(Notes from a talk given yesterday at the MIT Media Lab Members meeting.)
Albert-László Barabási, a Hungarian scientist, is one of the leading theorists on the properties of networks. As it happens, networks appear in many different branches of science, from sociology to computer science to genetics. It’s hard to pin down what type of scientist Barabási is, as a result: he’s a network scientist.
In that sense, he’s following in the steps of other great Hungarian mathematicians, including Paul Erdős and Alfréd Rényi, who conducted early work on understanding networks. In studying complex networks – friendships on Facebook, links between web pages – Erdős and Rényi began by building graphs and assuming that nodes were connected randomly. In a network like this, the number of connections each node has is predictable: they’ll order themselves in a poisson distribution with a prominent peak around the average degree. The peak has a steep falloff, which means it’s very hard to find nodes with lots of connections, or to find totally disconnected nodes.

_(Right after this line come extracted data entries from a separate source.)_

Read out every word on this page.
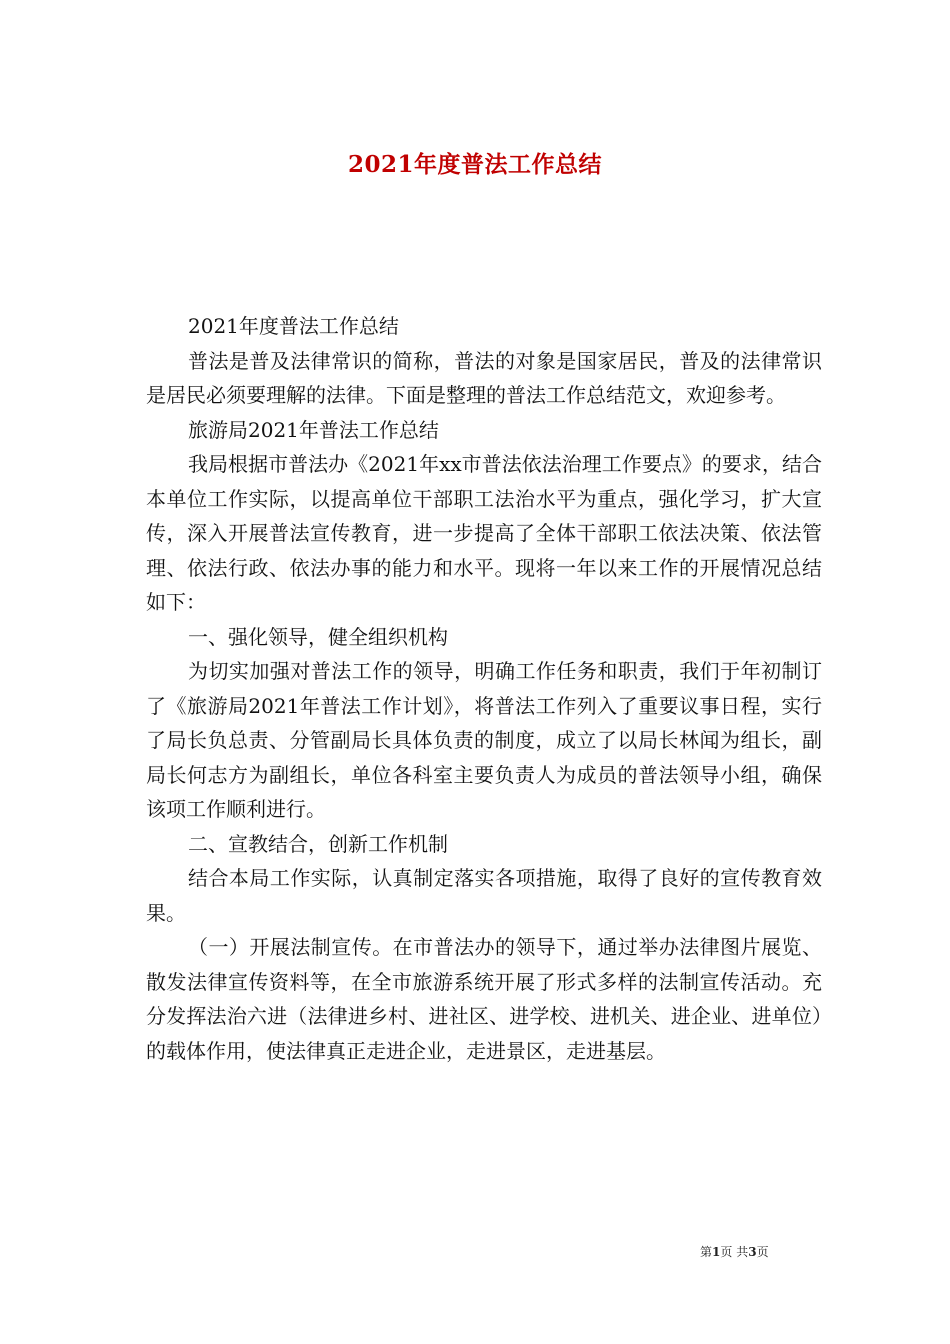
2021年度普法工作总结

2021年度普法工作总结

普法是普及法律常识的简称，普法的对象是国家居民，普及的法律常识是居民必须要理解的法律。下面是整理的普法工作总结范文，欢迎参考。

旅游局2021年普法工作总结

我局根据市普法办《2021年xx市普法依法治理工作要点》的要求，结合本单位工作实际，以提高单位干部职工法治水平为重点，强化学习，扩大宣传，深入开展普法宣传教育，进一步提高了全体干部职工依法决策、依法管理、依法行政、依法办事的能力和水平。现将一年以来工作的开展情况总结如下：

一、强化领导，健全组织机构

为切实加强对普法工作的领导，明确工作任务和职责，我们于年初制订了《旅游局2021年普法工作计划》，将普法工作列入了重要议事日程，实行了局长负总责、分管副局长具体负责的制度，成立了以局长林闻为组长，副局长何志方为副组长，单位各科室主要负责人为成员的普法领导小组，确保该项工作顺利进行。

二、宣教结合，创新工作机制

结合本局工作实际，认真制定落实各项措施，取得了良好的宣传教育效果。

（一）开展法制宣传。在市普法办的领导下，通过举办法律图片展览、散发法律宣传资料等，在全市旅游系统开展了形式多样的法制宣传活动。充分发挥法治六进（法律进乡村、进社区、进学校、进机关、进企业、进单位）的载体作用，使法律真正走进企业，走进景区，走进基层。

第1页 共3页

Of course, that’s not how networks in the real world work. In a society where we were organized randomly, we’d each have similarly sized circles of friends. But in real networks, some people are largely disconnected and some are very popular. Barabási studied distribution of links on the early Web, using robots to index web pages. He discovered that the distribution of links between webpages doesn’t form a poisson distribution – instead, it’s a Pareto distribution, a power law – most pages have very few links, while a small number have a massive amound of links. Barabási terms this a “scale free” network, a network in which a small number of highly connected hubs holds the network together.
He invites us to consider the game, “Six Degrees of Kevin Bacon”. It’s not hard to find connections between actors who’ve appeared in the same films together and build chains that connect virtually everyone in Hollywood. (Marilyn Monroe is two degrees away from Kevin Bacon.) The game closely parallels a game mathematicians play, calculating Erdős numbers. If you’ve published a paper with Erdős, your number is 1, published with an Erdős collaborator and your number is 2, and so on. What both Erdős numbers and the Kevin Bacon game demonstrate is tha Hollywood and mathematics are both interconnected networks.
What’s bizarre is that similarly structured networks show up far from human interactions. Barabási shows us a network of protein interactions in metabolic networks and tells us that this networks shows a very similar scale free structure, despite the fact that there’s no human intervention in building these networks, and the network is 4 million years old.
One of the breakthroughs in modeling networks is moving away from the assumption that network size is fixed. Instead, networks continually expand – people make new friendships, webpages are created and link to older pages. We can model these networks by adding nodes and then randomly connecting them to a small existing network. Again, that’s not how networks actually work. It’s more likely that the new ties will connect to popular nodes. This idea – preferential attachment – means that networks have a powerful first-mover advantage. It’s likely that the popular nodes will get more popular, and those that are marginal will stay that way.
But this can’t be the only principle at work, otherwise we’d still be searching using AltaVista, and Google would never have arisen. We need to model networks by considering other properties like “fitness”, how desirable it is to link to a given node. Nodes with a higher fitness can overcome the first-mover effect and can always maintain a fraction of available links.
Scale networks have interesting properties when it comes to robustness. You can remove random nodes from networks, and the network will likely stay connected. That’s because the majority of nodes in the network are not highly connected. If you remove links strategically, you can disconnect a scale network easily – you simply target the hubs. Remove links at random in a scale free network and you can remove 99% of the links and stay connected – remove strategically, and you can disconnect a network by eliminating a few hubs.
Barabasi looks at some practical applications of this understanding of human networks. He considers the structure of relationships within a Hungarian corporation that was having management problems. It turns out that the best connected person in the company, the person likely to spread news and gossip through network, is a low-level manager responsible for environmental compliance. Discovering the power of an individual like this can be uncomfortable – do you fire this guy because he’s bringing everyone down? Try to cheer him up? Create someone else who is as deeply connected across the organization?
He brings us back to the Kevin Bacon example: why Kevin Bacon? Is he the best connected node in Hollywood? No, not by a long shot. Mel Blanc, the voice behind Bugs Bunny, has the most films to his credit. The rest of the top 10 in terms of film appearances are largely porn stars. Kevin Bacon doesn’t appear on a list of the most film appearances until number 870 or so. It’s a coincidence, just a clever way of understanding the highly connected network space that is Holywood.